Keystone, Our Missed Opportunity

Jon Kyl, November 30, 2011

Earlier this year, President Obama delivered a speech at Georgetown University where he bemoaned our continued reliance on oil imported from the Middle East and unsavory regimes. "Politicians of every stripe have promised energy independence, but that promise has so far gone unmet," he said. "That has to change."

Of course, most Americans would like to reduce the extent to which we must look to a very unstable part of the world for the energy that runs our cars and heats our homes. But dig deeper, of course, and there’s a difference between the president saying he wants to do something and then actually putting the policies in place to make it happen. On that front, the president recently fumbled a no-brainer that could have moved us closer to meeting this objective.

In 2008, the TransCanada oil company applied for government permission to construct the Keystone XL project, a pipeline that would transport 830,000 barrels of oil per day from the Canadian province of Alberta to refineries in the southern United States. According to the Congressional Research Service, the pipeline would also provide a boost to our economy of up to $600 million per year and create as many as 343,000 U.S. jobs. The State Department had planned to make a final decision by the end of this year, and all signs pointed to an easy approval. That is, until November 10, when the Obama Administration announced that it would delay making a decision on the pipeline until -- conveniently enough -- right after the 2012 presidential election.

The problem is, by then it may be too late.

Canadian Prime Minister Stephen Harper said the president’s decision had caused "extremely negative reactions," and indicated that his government might be forced to simply reroute the oil to be sent to China instead. This is concerning for numerous reasons. Not only might we now miss out on this important opportunity to secure more North American oil from a friendly neighbor -- oil that’s likely going to be extracted whether we take it or not -- but we may have just needlessly forfeited a strategic resource to China and, in the process, greatly disappointed the most staunchly pro-American neighboring leader we’ve seen in decades.

It is very difficult to see a viable policy reason for the delay. Indeed, as Obama said in the same Georgetown speech, "when it comes to the oil we import from other nations, obviously we’ve got to look at neighbors like Canada," which he called a "stable and steady and reliable" source. Moreover, environmental concerns had mostly been addressed and waved off by the experts.
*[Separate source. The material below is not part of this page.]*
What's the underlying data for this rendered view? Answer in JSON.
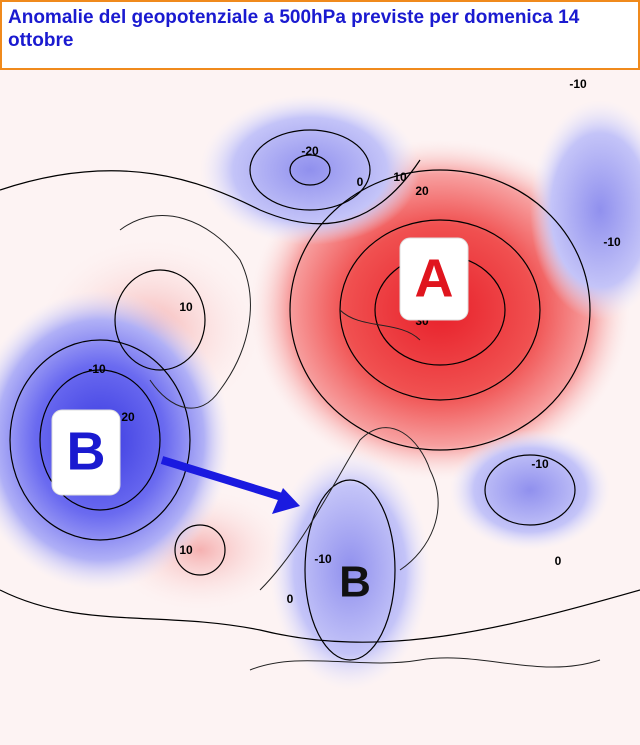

As a columnist recently put it in The Washington Post, "[The State Department] had subjected Keystone to three years of review -- the most exhaustive study of any oil pipeline in U.S. history -- and twice concluded in voluminous studies that there would be no significant environmental harm."
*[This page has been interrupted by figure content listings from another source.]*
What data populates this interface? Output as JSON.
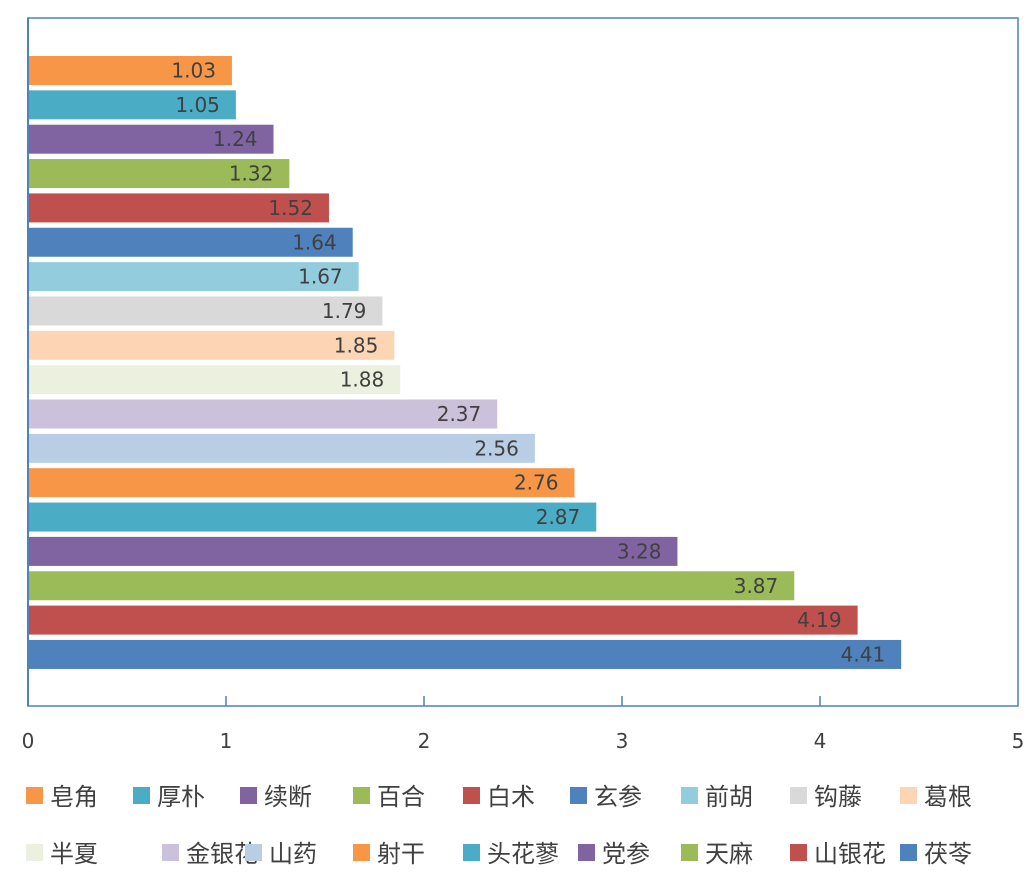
{
  "chart_data": {
    "type": "bar",
    "orientation": "horizontal",
    "title": "",
    "xlabel": "",
    "ylabel": "",
    "xlim": [
      0,
      5
    ],
    "x_ticks": [
      "0",
      "1",
      "2",
      "3",
      "4",
      "5"
    ],
    "grid": false,
    "legend_position": "bottom",
    "series": [
      {
        "name": "皂角",
        "value": 1.03,
        "label": "1.03",
        "color": "#F79646"
      },
      {
        "name": "厚朴",
        "value": 1.05,
        "label": "1.05",
        "color": "#4BACC6"
      },
      {
        "name": "续断",
        "value": 1.24,
        "label": "1.24",
        "color": "#8064A2"
      },
      {
        "name": "百合",
        "value": 1.32,
        "label": "1.32",
        "color": "#9BBB59"
      },
      {
        "name": "白术",
        "value": 1.52,
        "label": "1.52",
        "color": "#C0504D"
      },
      {
        "name": "玄参",
        "value": 1.64,
        "label": "1.64",
        "color": "#4F81BD"
      },
      {
        "name": "前胡",
        "value": 1.67,
        "label": "1.67",
        "color": "#93CDDD"
      },
      {
        "name": "钩藤",
        "value": 1.79,
        "label": "1.79",
        "color": "#D9D9D9"
      },
      {
        "name": "葛根",
        "value": 1.85,
        "label": "1.85",
        "color": "#FCD5B5"
      },
      {
        "name": "半夏",
        "value": 1.88,
        "label": "1.88",
        "color": "#EBF1DE"
      },
      {
        "name": "金银花",
        "value": 2.37,
        "label": "2.37",
        "color": "#CCC1DA"
      },
      {
        "name": "山药",
        "value": 2.56,
        "label": "2.56",
        "color": "#B9CDE5"
      },
      {
        "name": "射干",
        "value": 2.76,
        "label": "2.76",
        "color": "#F79646"
      },
      {
        "name": "头花蓼",
        "value": 2.87,
        "label": "2.87",
        "color": "#4BACC6"
      },
      {
        "name": "党参",
        "value": 3.28,
        "label": "3.28",
        "color": "#8064A2"
      },
      {
        "name": "天麻",
        "value": 3.87,
        "label": "3.87",
        "color": "#9BBB59"
      },
      {
        "name": "山银花",
        "value": 4.19,
        "label": "4.19",
        "color": "#C0504D"
      },
      {
        "name": "茯苓",
        "value": 4.41,
        "label": "4.41",
        "color": "#4F81BD"
      }
    ]
  }
}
The president’s stated goal of increased stability in our energy supply is one that I share. But, by putting on ice one of the most promising projects in years with a friendly, democratic neighbor like Canada, the president doesn’t seem serious about the goal. And it is no answer to simply point to so-called alternative forms of energy; even aggressive estimates tell us that these sources will, at best, take decades to make any real impact on U.S. energy supply. Moreover, most of these alternatives generate electricity -- they don’t power the vehicles that most of us drive.

So, we should get serious about developing more resources closer to home. In these times of high unemployment, large budget deficits and uncertainty abroad, America needs policies that will lower fuel prices, provide more revenue to the Treasury, enhance our energy security, and put thousands of Americans back to work.

The Keystone XL pipeline is just such a policy, and it should be promptly approved and constructed.

Senator Jon Kyl, a Republican, represents Arizona in the U.S. Senate. He serves on the Senate Judiciary Committee, the Finance Committee, and the Energy and Natural Resources Committee.